As the brain ages, the delicate balance of its proteins begins to shift, increasing vulnerability to cognitive decline and neurodegenerative diseases. A new study from the Leibniz Institute on Aging – Fritz Lipmann Institute in Germany reveals how aging alters brain protein regulation and suggests that certain dietary interventions may help reverse some of this damage.
Aging Disrupts the Brain’s Protein Tagging System
Using advanced mass spectrometry, researchers compared brain tissue from young and old mice. They discovered major age-related disturbances in ubiquitylation—a biochemical process that tags proteins to determine whether they should keep functioning or be broken down.
In older mice, these ubiquitylation tags were found in excess on many proteins.
“Aging leads to fundamental changes in how proteins in the brain are chemically labeled,” explained molecular biologist Alessandro Ori.
Ubiquitylation serves as a molecular “traffic controller,” deciding whether a protein stays active, changes its function, or is flagged for recycling. But when the balance is disrupted, the brain’s ability to maintain healthy protein turnover begins to falter.
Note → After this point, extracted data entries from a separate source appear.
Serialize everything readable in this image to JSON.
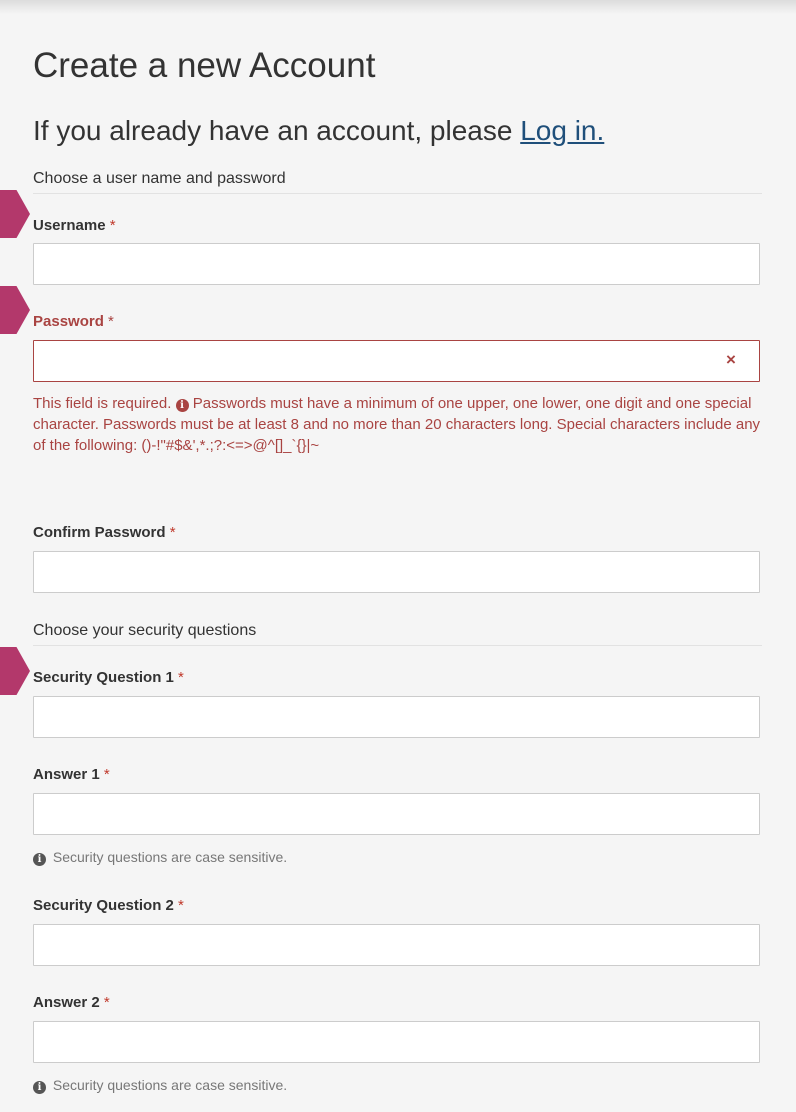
{
  "page": {
    "title": "Create a new Account",
    "subtitle_prefix": "If you already have an account, please ",
    "login_link": "Log in."
  },
  "sections": {
    "credentials": "Choose a user name and password",
    "security": "Choose your security questions"
  },
  "fields": {
    "username": {
      "label": "Username",
      "required": "*",
      "value": ""
    },
    "password": {
      "label": "Password",
      "required": "*",
      "value": "",
      "error_icon": "×"
    },
    "confirm_password": {
      "label": "Confirm Password",
      "required": "*",
      "value": ""
    },
    "security_question_1": {
      "label": "Security Question 1",
      "required": "*",
      "value": ""
    },
    "answer_1": {
      "label": "Answer 1",
      "required": "*",
      "value": ""
    },
    "security_question_2": {
      "label": "Security Question 2",
      "required": "*",
      "value": ""
    },
    "answer_2": {
      "label": "Answer 2",
      "required": "*",
      "value": ""
    }
  },
  "messages": {
    "password_required": "This field is required.",
    "password_rules": "Passwords must have a minimum of one upper, one lower, one digit and one special character. Passwords must be at least 8 and no more than 20 characters long. Special characters include any of the following: ()-!\"#$&',*.;?:<=>@^[]_`{}|~",
    "case_sensitive_1": "Security questions are case sensitive.",
    "case_sensitive_2": "Security questions are case sensitive."
  },
  "icons": {
    "info": "info-circle-icon",
    "error": "times-icon",
    "marker": "arrow-marker-icon"
  },
  "colors": {
    "error": "#a94442",
    "link": "#1f4f7a",
    "marker": "#b3386b",
    "background": "#f5f5f5"
  }
}
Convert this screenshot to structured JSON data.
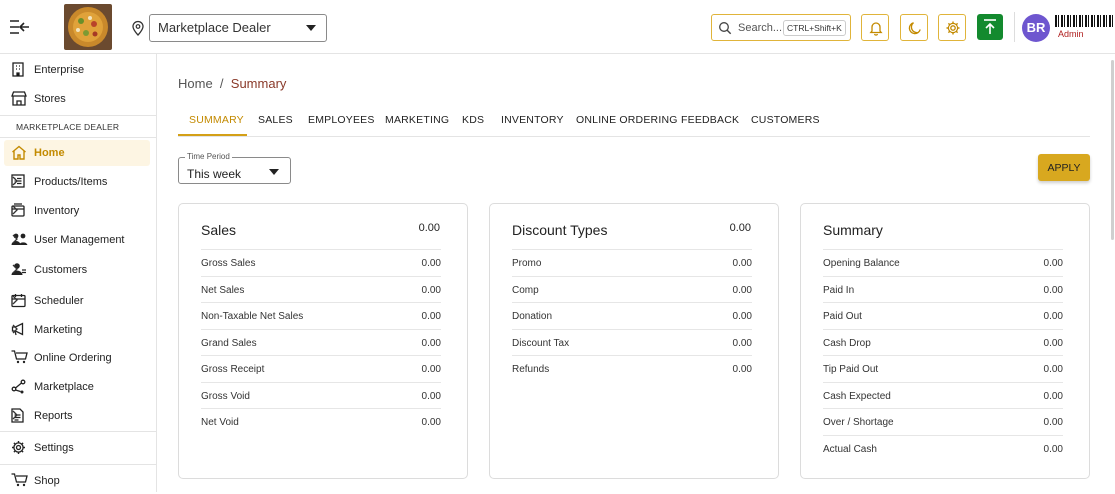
{
  "header": {
    "store_selected": "Marketplace Dealer",
    "search_placeholder": "Search...",
    "search_shortcut": "CTRL+Shift+K",
    "avatar_initials": "BR",
    "user_role": "Admin",
    "accent_color": "#d8a81f",
    "upload_color": "#138a2e",
    "avatar_color": "#6e56cf"
  },
  "sidebar": {
    "top_items": [
      {
        "label": "Enterprise",
        "icon": "building-icon"
      },
      {
        "label": "Stores",
        "icon": "store-icon"
      }
    ],
    "section_label": "MARKETPLACE DEALER",
    "items": [
      {
        "label": "Home",
        "icon": "home-icon",
        "active": true
      },
      {
        "label": "Products/Items",
        "icon": "list-icon",
        "chevron": true
      },
      {
        "label": "Inventory",
        "icon": "box-icon",
        "chevron": true
      },
      {
        "label": "User Management",
        "icon": "users-icon",
        "chevron": true
      },
      {
        "label": "Customers",
        "icon": "customers-icon",
        "chevron": true
      },
      {
        "label": "Scheduler",
        "icon": "calendar-icon",
        "chevron": true
      },
      {
        "label": "Marketing",
        "icon": "megaphone-icon",
        "chevron": true
      },
      {
        "label": "Online Ordering",
        "icon": "cart-icon"
      },
      {
        "label": "Marketplace",
        "icon": "share-icon"
      },
      {
        "label": "Reports",
        "icon": "report-icon",
        "chevron": true
      }
    ],
    "bottom_items": [
      {
        "label": "Settings",
        "icon": "gear-icon"
      },
      {
        "label": "Shop",
        "icon": "shop-cart-icon"
      }
    ]
  },
  "breadcrumb": {
    "home": "Home",
    "separator": "/",
    "current": "Summary"
  },
  "tabs": [
    "SUMMARY",
    "SALES",
    "EMPLOYEES",
    "MARKETING",
    "KDS",
    "INVENTORY",
    "ONLINE ORDERING",
    "FEEDBACK",
    "CUSTOMERS"
  ],
  "active_tab": "SUMMARY",
  "filter": {
    "label": "Time Period",
    "value": "This week",
    "apply_label": "APPLY"
  },
  "cards": [
    {
      "title": "Sales",
      "total": "0.00",
      "rows": [
        {
          "label": "Gross Sales",
          "value": "0.00"
        },
        {
          "label": "Net Sales",
          "value": "0.00"
        },
        {
          "label": "Non-Taxable Net Sales",
          "value": "0.00"
        },
        {
          "label": "Grand Sales",
          "value": "0.00"
        },
        {
          "label": "Gross Receipt",
          "value": "0.00"
        },
        {
          "label": "Gross Void",
          "value": "0.00"
        },
        {
          "label": "Net Void",
          "value": "0.00"
        }
      ]
    },
    {
      "title": "Discount Types",
      "total": "0.00",
      "rows": [
        {
          "label": "Promo",
          "value": "0.00"
        },
        {
          "label": "Comp",
          "value": "0.00"
        },
        {
          "label": "Donation",
          "value": "0.00"
        },
        {
          "label": "Discount Tax",
          "value": "0.00"
        },
        {
          "label": "Refunds",
          "value": "0.00"
        }
      ]
    },
    {
      "title": "Summary",
      "total": "",
      "rows": [
        {
          "label": "Opening Balance",
          "value": "0.00"
        },
        {
          "label": "Paid In",
          "value": "0.00"
        },
        {
          "label": "Paid Out",
          "value": "0.00"
        },
        {
          "label": "Cash Drop",
          "value": "0.00"
        },
        {
          "label": "Tip Paid Out",
          "value": "0.00"
        },
        {
          "label": "Cash Expected",
          "value": "0.00"
        },
        {
          "label": "Over / Shortage",
          "value": "0.00"
        },
        {
          "label": "Actual Cash",
          "value": "0.00"
        }
      ]
    }
  ]
}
The Proteasome Slows Down With Age
Further experiments using lab-grown human neurons showed that roughly one-third of the tag buildup in older brains could be traced to a slowdown in the proteasome, the cell’s protein-recycling machinery. Although scientists knew the proteasome becomes less efficient over time, this study provides a clearer picture of how this bottleneck contributes to protein imbalance in aging neurons.
Calorie Restriction Showed Signs of Reversing Damage
To test whether lifestyle interventions might influence this process, older mice were placed on a calorie-restricted diet for four weeks before returning to a normal diet.
The results were promising:
For several proteins, the ubiquitylation patterns returned to those seen in younger animals once normal feeding resumed. This suggests that diet—even late in life—can partially reset the chemical signals that guide protein maintenance in the brain.
Not every protein responded to the dietary change, however, underscoring the complexity of brain aging.
Implications for Alzheimer’s and Other Brain Disorders
While the findings have not yet been tested in humans, they offer new insight into how aging disrupts brain chemistry and point toward potential strategies for protecting brain health later in life.
Since protein mismanagement is a hallmark of conditions like Alzheimer’s disease, understanding how to restore stability in the brain’s protein-tagging system may open the door to new treatments.
“Our results show that even in old age, diet can still have an important influence on molecular processes in the brain,” Ori said. “However, diet does not affect all aging processes equally—some slow down, others barely change, and some even increase.”